Los tintes tragicómicos de la aparición de Puigdemont en Bruselas destaparon la caja de metáforas. El portal Politico tachó de «circo» su rueda de prensa y el diario argentino Clarín habló de un líder «en su laberinto». Los enredos del caso pudieron seguir entusiasmando en Reino Unido, cuna de la prensa amarilla, pero agotaron el tema para el riguroso periodismo alemán, que sentenció como «cobarde» a Puigdemont.
En mi caso, el giro inesperado de guion me remitió a la siempre surrealista realidad argentina. Sobran paralelismos: la llamada «grieta» –otra metáfora– que se abre ahora también en Cataluña, el hastío y el miedo a opinar, el discurso paternal y victimista, el desprecio a la ley, la confianza en que evadirla es gratis, las ficciones convertidas en verdad a fuerza de repetirlas, la mitad eufórica que se autoproclama el todo y olvida la diferencia de la otra mitad.
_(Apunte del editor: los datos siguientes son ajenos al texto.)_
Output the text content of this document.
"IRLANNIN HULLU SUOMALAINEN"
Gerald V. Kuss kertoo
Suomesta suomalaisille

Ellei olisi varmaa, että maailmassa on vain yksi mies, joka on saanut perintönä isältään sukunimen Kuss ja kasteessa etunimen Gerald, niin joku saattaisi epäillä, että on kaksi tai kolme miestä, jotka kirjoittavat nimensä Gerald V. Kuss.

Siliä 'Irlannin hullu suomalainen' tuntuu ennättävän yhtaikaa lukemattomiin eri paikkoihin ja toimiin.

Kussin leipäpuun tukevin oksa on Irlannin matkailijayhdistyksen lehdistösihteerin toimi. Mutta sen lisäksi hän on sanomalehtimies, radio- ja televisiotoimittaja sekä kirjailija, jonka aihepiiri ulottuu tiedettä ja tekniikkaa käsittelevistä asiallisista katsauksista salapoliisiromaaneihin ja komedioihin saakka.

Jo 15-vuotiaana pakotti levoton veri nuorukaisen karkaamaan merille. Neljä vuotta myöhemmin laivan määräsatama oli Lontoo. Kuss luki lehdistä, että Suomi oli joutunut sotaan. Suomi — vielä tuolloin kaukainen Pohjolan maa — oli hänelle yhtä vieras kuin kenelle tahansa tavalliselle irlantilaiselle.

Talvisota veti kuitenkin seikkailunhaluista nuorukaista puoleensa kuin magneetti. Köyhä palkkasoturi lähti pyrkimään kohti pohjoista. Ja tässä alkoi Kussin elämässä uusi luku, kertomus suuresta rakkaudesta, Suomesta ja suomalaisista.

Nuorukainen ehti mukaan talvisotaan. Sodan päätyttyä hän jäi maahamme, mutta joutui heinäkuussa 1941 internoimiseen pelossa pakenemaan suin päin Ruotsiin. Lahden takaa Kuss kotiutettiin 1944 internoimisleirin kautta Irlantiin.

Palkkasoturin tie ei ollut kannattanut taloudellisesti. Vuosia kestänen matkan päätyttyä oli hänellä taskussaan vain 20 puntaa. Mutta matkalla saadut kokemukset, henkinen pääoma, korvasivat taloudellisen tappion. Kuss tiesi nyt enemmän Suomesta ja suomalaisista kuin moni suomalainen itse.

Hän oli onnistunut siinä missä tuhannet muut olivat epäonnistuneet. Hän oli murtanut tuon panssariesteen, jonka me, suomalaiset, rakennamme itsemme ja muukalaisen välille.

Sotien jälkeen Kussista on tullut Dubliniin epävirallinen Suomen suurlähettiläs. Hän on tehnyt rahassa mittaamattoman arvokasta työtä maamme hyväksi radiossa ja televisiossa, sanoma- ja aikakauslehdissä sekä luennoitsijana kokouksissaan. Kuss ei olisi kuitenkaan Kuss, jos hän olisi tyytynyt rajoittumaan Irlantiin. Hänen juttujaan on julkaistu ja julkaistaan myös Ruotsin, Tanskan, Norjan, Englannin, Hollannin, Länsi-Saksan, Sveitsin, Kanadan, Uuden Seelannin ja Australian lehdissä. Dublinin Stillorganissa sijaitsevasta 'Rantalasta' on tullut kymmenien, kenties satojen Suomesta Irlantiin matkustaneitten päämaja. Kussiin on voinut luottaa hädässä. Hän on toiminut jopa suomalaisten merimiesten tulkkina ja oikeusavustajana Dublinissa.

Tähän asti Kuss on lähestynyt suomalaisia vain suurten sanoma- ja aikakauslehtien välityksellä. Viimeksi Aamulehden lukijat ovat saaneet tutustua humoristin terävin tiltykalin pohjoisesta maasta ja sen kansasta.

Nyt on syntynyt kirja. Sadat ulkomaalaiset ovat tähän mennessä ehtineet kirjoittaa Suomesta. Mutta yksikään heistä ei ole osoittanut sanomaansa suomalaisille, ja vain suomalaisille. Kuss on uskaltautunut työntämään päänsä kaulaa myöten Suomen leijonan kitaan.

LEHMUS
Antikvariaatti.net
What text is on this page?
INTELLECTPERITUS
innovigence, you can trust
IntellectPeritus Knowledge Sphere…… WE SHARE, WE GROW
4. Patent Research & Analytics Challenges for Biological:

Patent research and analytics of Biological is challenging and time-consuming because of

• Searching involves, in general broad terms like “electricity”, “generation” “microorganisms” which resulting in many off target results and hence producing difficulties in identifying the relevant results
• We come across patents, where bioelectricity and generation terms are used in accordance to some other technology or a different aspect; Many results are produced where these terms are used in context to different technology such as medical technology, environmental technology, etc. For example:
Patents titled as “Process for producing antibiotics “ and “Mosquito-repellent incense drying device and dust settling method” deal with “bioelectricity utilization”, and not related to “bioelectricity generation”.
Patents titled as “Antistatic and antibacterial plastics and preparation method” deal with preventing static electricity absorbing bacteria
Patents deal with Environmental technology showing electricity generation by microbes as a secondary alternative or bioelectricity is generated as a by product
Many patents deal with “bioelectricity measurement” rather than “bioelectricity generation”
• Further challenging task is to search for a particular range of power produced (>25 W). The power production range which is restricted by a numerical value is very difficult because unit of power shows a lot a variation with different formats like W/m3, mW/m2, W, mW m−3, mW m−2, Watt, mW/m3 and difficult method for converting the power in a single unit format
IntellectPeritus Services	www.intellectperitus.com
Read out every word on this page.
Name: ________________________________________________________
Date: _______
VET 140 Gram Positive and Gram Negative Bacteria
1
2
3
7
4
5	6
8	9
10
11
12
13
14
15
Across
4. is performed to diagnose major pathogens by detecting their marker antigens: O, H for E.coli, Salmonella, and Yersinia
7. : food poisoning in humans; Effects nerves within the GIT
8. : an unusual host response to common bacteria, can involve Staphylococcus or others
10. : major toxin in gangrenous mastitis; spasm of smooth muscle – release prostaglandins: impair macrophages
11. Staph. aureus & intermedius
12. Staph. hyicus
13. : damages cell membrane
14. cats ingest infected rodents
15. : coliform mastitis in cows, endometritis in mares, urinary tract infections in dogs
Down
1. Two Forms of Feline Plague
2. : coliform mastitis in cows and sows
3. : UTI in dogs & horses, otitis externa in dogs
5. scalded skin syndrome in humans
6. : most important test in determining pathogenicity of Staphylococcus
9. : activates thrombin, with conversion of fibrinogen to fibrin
Son rasgos instaurados en Argentina no por nacionalismos periféricos, sino por populismo. Y acaso alguna vez se concluya lo mismo sobre Cataluña.
Pasada la medianoche de una de las tantas jornadas «históricas» que en realidad no cambiaba nada, solo quedábamos un corresponsal alemán y yo en la redacción. Sobre la mesa había una caja de cartón con una pizza fría que nunca habíamos podido comer. Comentamos que llevábamos semanas durmiendo poco, soñando con Cataluña, sin informar de otro tema. Imaginé que miles de políticos, empresarios, padres, maestros, funcionarios podían decir lo mismo. El alemán miró la pizza: «Estamos como secuestrados». Pensé que esa metáfora valía también para España.
Pablo Sanguinetti es corresponsal en España de la Agencia Alemana de Prensa (DPA).